Je me retourne alors, me sentant obligé de faire la causette.
''Trois quart d'heures environ'' que je fais en revenant sur la rive
pendant que ces imbéciles lâchent le chien qui s'en va pousser une crotte
comme une taupinière à quelques mètres de nous avant de prendre un bain
de siège dans le lac! Putain, le coup est foutu, le toutou s'en va en
nageant , tenté par la traversée. Je rêve un instant de le voir couler
et des les voir se noyer en tentant de voler à son secour! ''Et vous
pêchez quoi?'' demande Madame. ''La truite...'' ''La truite? Ah, il
y a de la truite ici?

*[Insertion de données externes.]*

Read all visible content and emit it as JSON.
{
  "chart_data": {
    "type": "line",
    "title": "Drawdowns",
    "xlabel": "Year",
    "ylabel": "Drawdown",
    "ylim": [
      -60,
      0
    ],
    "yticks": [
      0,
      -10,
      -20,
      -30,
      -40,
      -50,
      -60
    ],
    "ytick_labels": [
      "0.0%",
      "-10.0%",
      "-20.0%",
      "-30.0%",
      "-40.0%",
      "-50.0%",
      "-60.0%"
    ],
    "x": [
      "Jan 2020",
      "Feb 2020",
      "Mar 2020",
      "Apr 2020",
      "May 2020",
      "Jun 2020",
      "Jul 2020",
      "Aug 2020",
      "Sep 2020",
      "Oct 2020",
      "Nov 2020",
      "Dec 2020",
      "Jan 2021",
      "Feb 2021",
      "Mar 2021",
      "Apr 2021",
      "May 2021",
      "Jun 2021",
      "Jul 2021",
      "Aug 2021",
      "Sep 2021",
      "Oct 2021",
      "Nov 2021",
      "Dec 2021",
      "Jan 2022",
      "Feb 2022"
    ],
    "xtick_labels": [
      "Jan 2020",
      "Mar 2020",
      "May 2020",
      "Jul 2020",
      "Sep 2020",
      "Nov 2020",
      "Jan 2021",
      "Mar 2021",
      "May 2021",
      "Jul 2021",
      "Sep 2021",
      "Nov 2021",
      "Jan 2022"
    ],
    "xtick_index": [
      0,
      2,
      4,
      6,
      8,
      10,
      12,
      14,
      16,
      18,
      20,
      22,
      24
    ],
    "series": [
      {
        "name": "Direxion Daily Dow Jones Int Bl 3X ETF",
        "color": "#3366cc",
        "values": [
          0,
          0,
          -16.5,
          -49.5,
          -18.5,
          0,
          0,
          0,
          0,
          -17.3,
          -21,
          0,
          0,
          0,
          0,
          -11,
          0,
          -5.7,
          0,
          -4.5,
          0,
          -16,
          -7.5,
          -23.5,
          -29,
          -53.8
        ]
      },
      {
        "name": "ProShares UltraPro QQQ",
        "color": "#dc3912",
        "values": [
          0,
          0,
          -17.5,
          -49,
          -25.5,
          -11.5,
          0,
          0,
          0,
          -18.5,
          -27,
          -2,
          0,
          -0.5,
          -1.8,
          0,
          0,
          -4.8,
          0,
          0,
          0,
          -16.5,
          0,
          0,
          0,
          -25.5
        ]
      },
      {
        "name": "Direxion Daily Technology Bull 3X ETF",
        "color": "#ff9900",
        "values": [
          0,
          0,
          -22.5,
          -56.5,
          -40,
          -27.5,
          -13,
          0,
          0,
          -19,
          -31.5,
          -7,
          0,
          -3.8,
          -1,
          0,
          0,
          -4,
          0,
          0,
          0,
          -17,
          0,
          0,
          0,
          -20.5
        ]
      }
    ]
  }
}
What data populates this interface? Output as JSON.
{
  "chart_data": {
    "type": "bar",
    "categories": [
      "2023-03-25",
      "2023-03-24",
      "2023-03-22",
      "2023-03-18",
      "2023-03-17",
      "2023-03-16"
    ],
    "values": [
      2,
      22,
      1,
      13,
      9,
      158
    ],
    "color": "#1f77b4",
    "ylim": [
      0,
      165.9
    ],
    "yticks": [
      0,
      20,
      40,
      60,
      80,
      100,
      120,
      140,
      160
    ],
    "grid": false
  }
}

Je savais pas... Tu savais, chéri qu'il ya de
la truite ici?'' interroge la pétasse. ''Oui, bien sûr'' répond ''Chéri''
sans rien en savoir mais histoire d'en remontrer à sa charmante et douce
épouse! '' Et il y même des saumons!...'' qu'il rajoute pour bien la
convaincre de l'étendue de ses connaissances tout en cherchant mon approbation...
Bien obligé de répondre par la négative, je ne peux pas faire autrement
que de lui casser la baraque. Il baisera pas ce soir, désolé pour lui.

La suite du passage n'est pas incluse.